Veröffentlicht: 11.03.2025. Rubrik: Menschliches
Diskretion
Das Wartezimmer bei Dr. Windemut ist proppen voll und die Luft zum Schneiden. Der Versuch von Herrn Rück, ein paar Sauerstoffpartikeln Asyl zu gewähren, wird sofort im Keim erstickt, als er nach dem Fenstergriff langt. „Lassen sie das Fenster zu. Glauben sie, ich will mir den Tod holen !?“ keift Frau Kühn. „Ich krieg keine Luft mehr“, keucht Herr Rück. „Dann gehen sie raus. Da haben sie frische Luft,“ hüstelt es aus einer Ecke.
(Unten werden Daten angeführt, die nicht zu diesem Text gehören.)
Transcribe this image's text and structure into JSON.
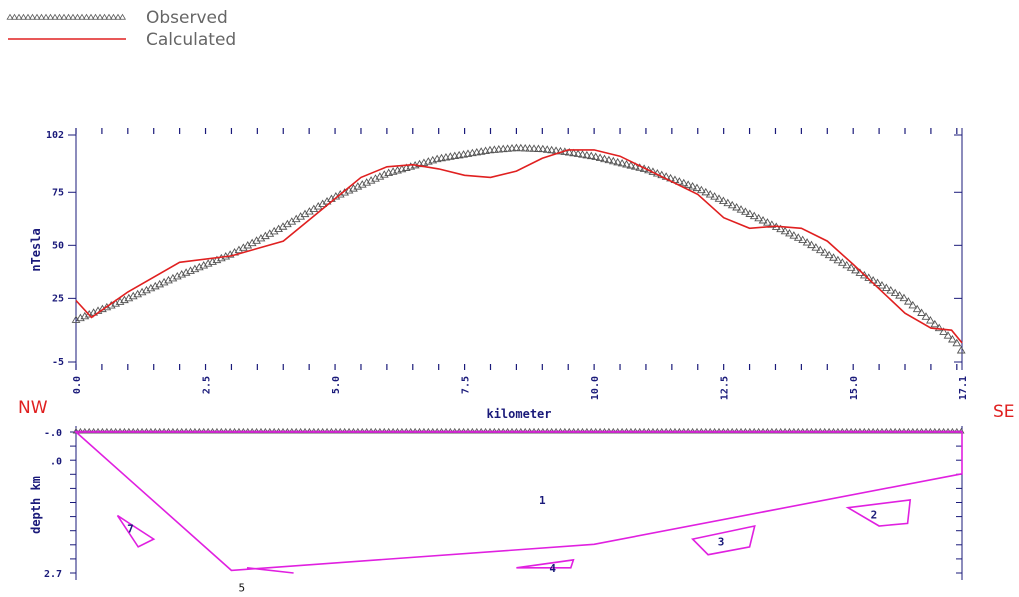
{
  "legend": {
    "observed_label": "Observed",
    "calculated_label": "Calculated"
  },
  "colors": {
    "observed": "#555555",
    "calculated": "#e02020",
    "bodies": "#e020e0",
    "axis": "#1a1a7a",
    "direction_labels": "#e02020"
  },
  "orientation": {
    "left": "NW",
    "right": "SE"
  },
  "chart_data": [
    {
      "type": "line",
      "xlabel": "kilometer",
      "ylabel": "nTesla",
      "xlim": [
        0,
        17.1
      ],
      "ylim": [
        -5,
        102
      ],
      "x_ticks": [
        "0.0",
        "2.5",
        "5.0",
        "7.5",
        "10.0",
        "12.5",
        "15.0",
        "17.1"
      ],
      "y_ticks": [
        "-5",
        "25",
        "50",
        "75",
        "102"
      ],
      "legend_position": "top-left",
      "series": [
        {
          "name": "Observed",
          "style": "triangle-markers",
          "x": [
            0,
            1,
            2,
            3,
            4,
            5,
            6,
            7,
            7.5,
            8,
            8.5,
            9,
            9.5,
            10,
            11,
            12,
            13,
            14,
            15,
            16,
            17,
            17.1
          ],
          "y": [
            15,
            25,
            36,
            46,
            59,
            73,
            84,
            91,
            93,
            95,
            96,
            95.5,
            94,
            92,
            86,
            77,
            65,
            53,
            39,
            25,
            4,
            0
          ]
        },
        {
          "name": "Calculated",
          "style": "line",
          "x": [
            0,
            0.3,
            1,
            2,
            3,
            4,
            5,
            5.5,
            6,
            6.5,
            7,
            7.5,
            8,
            8.5,
            9,
            9.5,
            10,
            10.5,
            11,
            12,
            12.5,
            13,
            13.5,
            14,
            14.5,
            15,
            16,
            16.5,
            16.9,
            17.1
          ],
          "y": [
            24,
            16,
            28,
            42,
            45,
            52,
            72,
            82,
            87,
            88,
            86,
            83,
            82,
            85,
            91,
            95,
            95,
            92,
            86,
            74,
            63,
            58,
            59,
            58,
            52,
            41,
            18,
            11,
            10,
            4
          ]
        }
      ]
    },
    {
      "type": "cross-section",
      "ylabel": "depth km",
      "xlim": [
        0,
        17.1
      ],
      "y_ticks": [
        "-.0",
        ".0",
        "2.7"
      ],
      "surface_marker": "observation points",
      "bodies": [
        {
          "label": "1",
          "vertices": [
            [
              0,
              0
            ],
            [
              3,
              2.65
            ],
            [
              10,
              2.15
            ],
            [
              17.1,
              0.8
            ],
            [
              17.1,
              0
            ]
          ]
        },
        {
          "label": "2",
          "vertices": [
            [
              14.9,
              1.45
            ],
            [
              16.1,
              1.3
            ],
            [
              16.05,
              1.75
            ],
            [
              15.5,
              1.8
            ]
          ]
        },
        {
          "label": "3",
          "vertices": [
            [
              11.9,
              2.05
            ],
            [
              13.1,
              1.8
            ],
            [
              13.0,
              2.2
            ],
            [
              12.2,
              2.35
            ]
          ]
        },
        {
          "label": "4",
          "vertices": [
            [
              8.5,
              2.6
            ],
            [
              9.6,
              2.45
            ],
            [
              9.55,
              2.6
            ]
          ]
        },
        {
          "label": "5",
          "vertices": [
            [
              3.3,
              2.6
            ],
            [
              4.2,
              2.7
            ]
          ]
        },
        {
          "label": "7",
          "vertices": [
            [
              0.8,
              1.6
            ],
            [
              1.5,
              2.05
            ],
            [
              1.2,
              2.2
            ]
          ]
        }
      ]
    }
  ]
}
Eine weitere Patientin betritt den Raum. „Ach Frau Kühn. Guten Morgen. Sind sie krank ? Hoffentlich nichts Ernstes !“ Frau Kühn hat keine Chance zu antworten, denn der Monolog dieser Dame wird ohne Punkt und Komma fortgesetzt. „Haben Sie der Patientenakte zugestimmt ? Ich nicht. So weit kommt es noch, dass jeder sehen kann, dass ich Diabetes habe und Tabletten gegen Bluthochdruck nehmen muss. Und meine Hüft-OP, die geht auch niemanden was an. Ich lege großen Wert auf Diskretion und Privatsphäre.“ Frau Kühn unternimmt einen Versuch, etwas zu sagen, Keine Chance. „Momentan habe ich massive Probleme mit der Verdauung. 4 Tage ohne Stuhlgang – ich habe das Gefühl ich platze.“ Herr Rück räuspert sich laut und wirft der Rednerin einen vernichtenden Blick zu, den sie selbstverständlich ignoriert. „Und diese Blähungen. Nichts hilft.“ „Frau Koll, bitte,“ ruft die Sprechstundenhelferin eine der Wartenden auf, ihr ins Arztzimmer zu folgen. Diese seufzt erleichtert und verlässt fluchtartig den Raum. „Ich muss auch meinen Cholesterinspiegel im Auge behalten. Der lag schon bei 223. Der Doktor sagt, ich soll meine Ernährung umstellen, alleine schon wegen dem Diabetes. Aber mein Hermann will halt jeden Tag Fleisch und nachmittags Kaffee und Kuchen. Da kann ich mich dann auch nicht zurückhalten.“ Die Rednerin ist so in ihren Monolog vertieft, dass sie gar nicht bemerkt, dass Frau Kühn das Wartezimmer verlassen hat. Ein junger Mann hat sich Kopfhörer aufgesetzt und die Musik etwas lauter gedreht. Jetzt hört er nur noch einzelne Wortfetzen: „ Meine Tochter macht Abitur …. Meine Mutter hatte das auch schon … und im Sommer fahren wir nach …“
Ein Patient, nach dem anderen wird aufgerufen, aber der Monolog bricht nicht ab, bis auch die mitteilungsbedürftige Frau endlich an der Reihe ist. Mit den Worten: „Oh, bin ich schon dran. Das ging ja schnell heute“, folgt sie der Arzthelferin.